Evet herkes cehenneme uğrayacak, herkes cehenneme sunulacak, bu Rabbimizin kesinleşmiş bir hükmüdür. Sizin Ona uğramanız kaçınılmazdır diyor Rabbimiz. Vazgeçilmez bir yasadır, bir hüküm-dür. Herkes oraya uğrayacak, ama Rabbimiz muttakileri oradan çekip kurtaracağız buyuruyor. Zâlimleri de orada diz üstü çökmüş olarak bırakacağız.
Burada anlatılan sırat köprüsünün cehennem üzerine kurulmuş olması ve herkesin oradan geçmesi anlamınadır. İmam Ahmet İbni Mes’ud, efendimizden rivâyet ettiği bir hadislerinde şöyle buyurur:
“Bütün insanlar oraya gelir.
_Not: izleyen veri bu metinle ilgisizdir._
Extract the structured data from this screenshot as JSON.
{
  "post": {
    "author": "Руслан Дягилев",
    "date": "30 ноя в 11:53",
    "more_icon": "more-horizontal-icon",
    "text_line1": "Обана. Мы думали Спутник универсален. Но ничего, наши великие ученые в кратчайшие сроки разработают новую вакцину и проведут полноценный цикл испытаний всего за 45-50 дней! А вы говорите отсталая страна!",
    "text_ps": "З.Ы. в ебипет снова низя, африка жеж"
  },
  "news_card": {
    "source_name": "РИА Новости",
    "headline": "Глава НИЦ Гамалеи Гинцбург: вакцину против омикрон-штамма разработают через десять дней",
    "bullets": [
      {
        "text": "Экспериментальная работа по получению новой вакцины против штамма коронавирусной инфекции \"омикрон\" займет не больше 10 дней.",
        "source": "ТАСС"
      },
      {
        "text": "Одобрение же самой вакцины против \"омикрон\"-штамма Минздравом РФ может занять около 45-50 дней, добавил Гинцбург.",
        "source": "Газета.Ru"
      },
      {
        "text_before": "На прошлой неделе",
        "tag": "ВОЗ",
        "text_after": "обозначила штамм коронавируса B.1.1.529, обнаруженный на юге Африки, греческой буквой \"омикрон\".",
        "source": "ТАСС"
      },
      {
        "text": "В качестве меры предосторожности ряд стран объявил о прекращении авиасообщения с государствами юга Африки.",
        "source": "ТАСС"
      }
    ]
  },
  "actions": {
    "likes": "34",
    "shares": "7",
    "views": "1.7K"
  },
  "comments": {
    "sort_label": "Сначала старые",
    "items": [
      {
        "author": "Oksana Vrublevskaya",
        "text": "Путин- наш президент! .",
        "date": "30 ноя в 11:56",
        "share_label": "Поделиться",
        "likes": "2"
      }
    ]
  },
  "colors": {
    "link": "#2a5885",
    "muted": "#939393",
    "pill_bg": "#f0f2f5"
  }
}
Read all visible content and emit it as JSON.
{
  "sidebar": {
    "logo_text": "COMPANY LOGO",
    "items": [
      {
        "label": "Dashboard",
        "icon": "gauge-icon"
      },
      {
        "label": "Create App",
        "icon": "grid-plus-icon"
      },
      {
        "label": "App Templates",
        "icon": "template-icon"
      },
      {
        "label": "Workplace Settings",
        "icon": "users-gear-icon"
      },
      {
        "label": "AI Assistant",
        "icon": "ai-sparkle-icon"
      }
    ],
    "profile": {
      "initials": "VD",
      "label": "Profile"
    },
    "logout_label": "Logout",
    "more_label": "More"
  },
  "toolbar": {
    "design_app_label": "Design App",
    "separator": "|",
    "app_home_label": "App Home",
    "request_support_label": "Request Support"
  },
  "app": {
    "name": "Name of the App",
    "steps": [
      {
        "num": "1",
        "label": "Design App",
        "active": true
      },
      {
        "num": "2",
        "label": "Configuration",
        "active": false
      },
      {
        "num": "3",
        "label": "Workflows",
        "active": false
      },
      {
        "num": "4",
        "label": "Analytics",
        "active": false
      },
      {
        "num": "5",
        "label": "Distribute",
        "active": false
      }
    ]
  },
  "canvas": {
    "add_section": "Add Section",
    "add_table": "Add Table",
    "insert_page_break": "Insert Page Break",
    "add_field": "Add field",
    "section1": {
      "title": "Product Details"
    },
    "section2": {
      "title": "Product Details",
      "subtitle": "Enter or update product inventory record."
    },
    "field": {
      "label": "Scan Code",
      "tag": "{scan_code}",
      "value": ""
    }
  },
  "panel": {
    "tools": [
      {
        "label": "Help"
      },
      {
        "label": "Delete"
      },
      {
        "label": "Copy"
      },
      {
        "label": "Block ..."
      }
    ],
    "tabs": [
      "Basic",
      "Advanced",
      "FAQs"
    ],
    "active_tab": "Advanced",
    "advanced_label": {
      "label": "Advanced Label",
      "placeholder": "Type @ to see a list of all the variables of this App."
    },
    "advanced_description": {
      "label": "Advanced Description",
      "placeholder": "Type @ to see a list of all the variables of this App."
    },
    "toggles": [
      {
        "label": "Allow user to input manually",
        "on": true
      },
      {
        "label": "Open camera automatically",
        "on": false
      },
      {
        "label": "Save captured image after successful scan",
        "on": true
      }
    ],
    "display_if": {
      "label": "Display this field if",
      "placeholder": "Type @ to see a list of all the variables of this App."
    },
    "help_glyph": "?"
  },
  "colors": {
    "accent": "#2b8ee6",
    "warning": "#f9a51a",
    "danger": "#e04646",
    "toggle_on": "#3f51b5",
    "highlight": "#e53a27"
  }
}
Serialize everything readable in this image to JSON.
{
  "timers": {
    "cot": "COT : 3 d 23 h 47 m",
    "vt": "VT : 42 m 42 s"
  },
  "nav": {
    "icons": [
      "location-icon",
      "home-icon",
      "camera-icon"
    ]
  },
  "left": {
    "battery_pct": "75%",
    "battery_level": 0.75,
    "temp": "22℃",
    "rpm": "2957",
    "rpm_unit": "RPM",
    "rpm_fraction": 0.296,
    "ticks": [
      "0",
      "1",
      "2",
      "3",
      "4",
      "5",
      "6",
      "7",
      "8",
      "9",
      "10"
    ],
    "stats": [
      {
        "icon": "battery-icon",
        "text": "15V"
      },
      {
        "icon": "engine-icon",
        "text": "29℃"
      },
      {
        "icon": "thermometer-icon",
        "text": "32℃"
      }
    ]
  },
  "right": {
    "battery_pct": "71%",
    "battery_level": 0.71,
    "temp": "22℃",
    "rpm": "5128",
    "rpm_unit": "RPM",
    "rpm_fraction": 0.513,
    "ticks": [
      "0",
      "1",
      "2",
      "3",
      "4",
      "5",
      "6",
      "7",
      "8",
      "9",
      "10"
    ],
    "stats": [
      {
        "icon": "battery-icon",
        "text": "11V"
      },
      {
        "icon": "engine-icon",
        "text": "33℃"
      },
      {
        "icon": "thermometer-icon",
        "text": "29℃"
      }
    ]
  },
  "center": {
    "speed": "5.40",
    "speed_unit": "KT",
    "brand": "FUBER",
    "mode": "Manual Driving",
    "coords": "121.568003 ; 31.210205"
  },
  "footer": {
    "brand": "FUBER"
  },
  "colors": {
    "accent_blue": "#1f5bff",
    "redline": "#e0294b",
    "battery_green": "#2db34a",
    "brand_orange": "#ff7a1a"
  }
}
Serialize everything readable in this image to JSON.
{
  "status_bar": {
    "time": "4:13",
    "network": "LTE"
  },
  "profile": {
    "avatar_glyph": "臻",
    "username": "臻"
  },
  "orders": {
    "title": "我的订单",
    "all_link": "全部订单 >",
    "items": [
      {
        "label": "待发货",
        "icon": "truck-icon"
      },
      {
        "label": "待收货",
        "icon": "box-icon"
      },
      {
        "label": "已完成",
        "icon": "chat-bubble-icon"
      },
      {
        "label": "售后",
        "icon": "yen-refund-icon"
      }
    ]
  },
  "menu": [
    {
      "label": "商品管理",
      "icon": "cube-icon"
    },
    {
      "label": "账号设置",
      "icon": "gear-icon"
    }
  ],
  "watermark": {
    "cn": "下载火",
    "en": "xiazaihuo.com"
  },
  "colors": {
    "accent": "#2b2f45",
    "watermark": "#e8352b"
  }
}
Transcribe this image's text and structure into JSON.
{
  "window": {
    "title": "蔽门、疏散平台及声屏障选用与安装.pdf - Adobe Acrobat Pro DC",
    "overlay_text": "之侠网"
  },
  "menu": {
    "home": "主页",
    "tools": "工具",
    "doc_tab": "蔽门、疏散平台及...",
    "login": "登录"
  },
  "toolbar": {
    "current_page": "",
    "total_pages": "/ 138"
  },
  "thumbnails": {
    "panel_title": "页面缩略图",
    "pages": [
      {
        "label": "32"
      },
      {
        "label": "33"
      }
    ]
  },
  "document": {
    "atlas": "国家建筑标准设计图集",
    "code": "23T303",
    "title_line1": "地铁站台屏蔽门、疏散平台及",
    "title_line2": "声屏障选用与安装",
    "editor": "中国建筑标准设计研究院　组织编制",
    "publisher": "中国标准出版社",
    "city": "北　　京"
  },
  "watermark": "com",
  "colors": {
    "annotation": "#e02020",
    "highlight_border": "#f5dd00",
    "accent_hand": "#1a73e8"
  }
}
Ondan sonra da herkes ameline göre oradan ayrılır.
Yine İbni Mesudun rivâyet ettiği başka bir hadislerinde de:
“Orada insanlar ateşin etrafında ayakta dururlar. Daha sonra amellerine göre kimisi şimşek gibi, kimisi rüzgar gibi, kimisi kuş gibi, kimisi de en hızlı giden deve gibi hızlı geçip gider. Kimisi koşar, nihâyet onlardan en son gelecek kişinin ışığı baş parmaklarının ucunun bulunduğu yere varacaktır. İnsanlar oradan geçerken sırat sağa sola meyledecektir. Sırat oldukça kaygan ve kaydırıcı bir zemindir. Onun üstünde deve dikeni gibi dikenler vardır. Etrafında da melekler durmaktadır. Bu meleklerin yanında ateşten kancalar vardır. Melekler onlarla,onları yakalarlar.” Buyurur.
Evet herkes oraya uğrayacak ama müminler, muttakiler Allah’ın izniyle cennete uçarlarken kâfirler de diz üstü cehenneme yuvarlanacaklardır.
Hadislerin ortaya koyduklarına bakılırsa yine insanlardan, müslümanlardan kimileri günahlarının cezasını çektikten sonra tekrar cehennemden çıkarılacaktır. Hadisler konuyu böylece ortaya koymaktadır. Değilse mesele ne Mürcie’nin dediği gibidir, ne de Mutezilenin anladığı gibi. Mürcie kebire sahipleri, yâni büyük günah işleyen kimseler asla cezalandırılmayacaklar, İslâm’la beraber mâsiyet kişiye hiçbir zarar vermez. Binaenaleyh kişi müminse ne kadar günahkâr da olsa direk cennete gidecektir derken, Mutezile de onların tamamen aksine kebire işleyenler cehennemde ebedîyen kalacaktır der. Biz böyle inanmıyoruz. Biz hadislerin delâletiyle günahkâr müminlerin cehennemde ebedî kalmayacaklarına, belli bir azabı çektikten sonra oradan çıkarılacaklarına inanıyoruz.
73. “Âyetlerimiz kendilerine apaçık okunduğu zaman inkâr edenler, inananlara: “Bu iki takımın hangisinin makamı daha iyi ve yeri daha güzeldir?” derler.”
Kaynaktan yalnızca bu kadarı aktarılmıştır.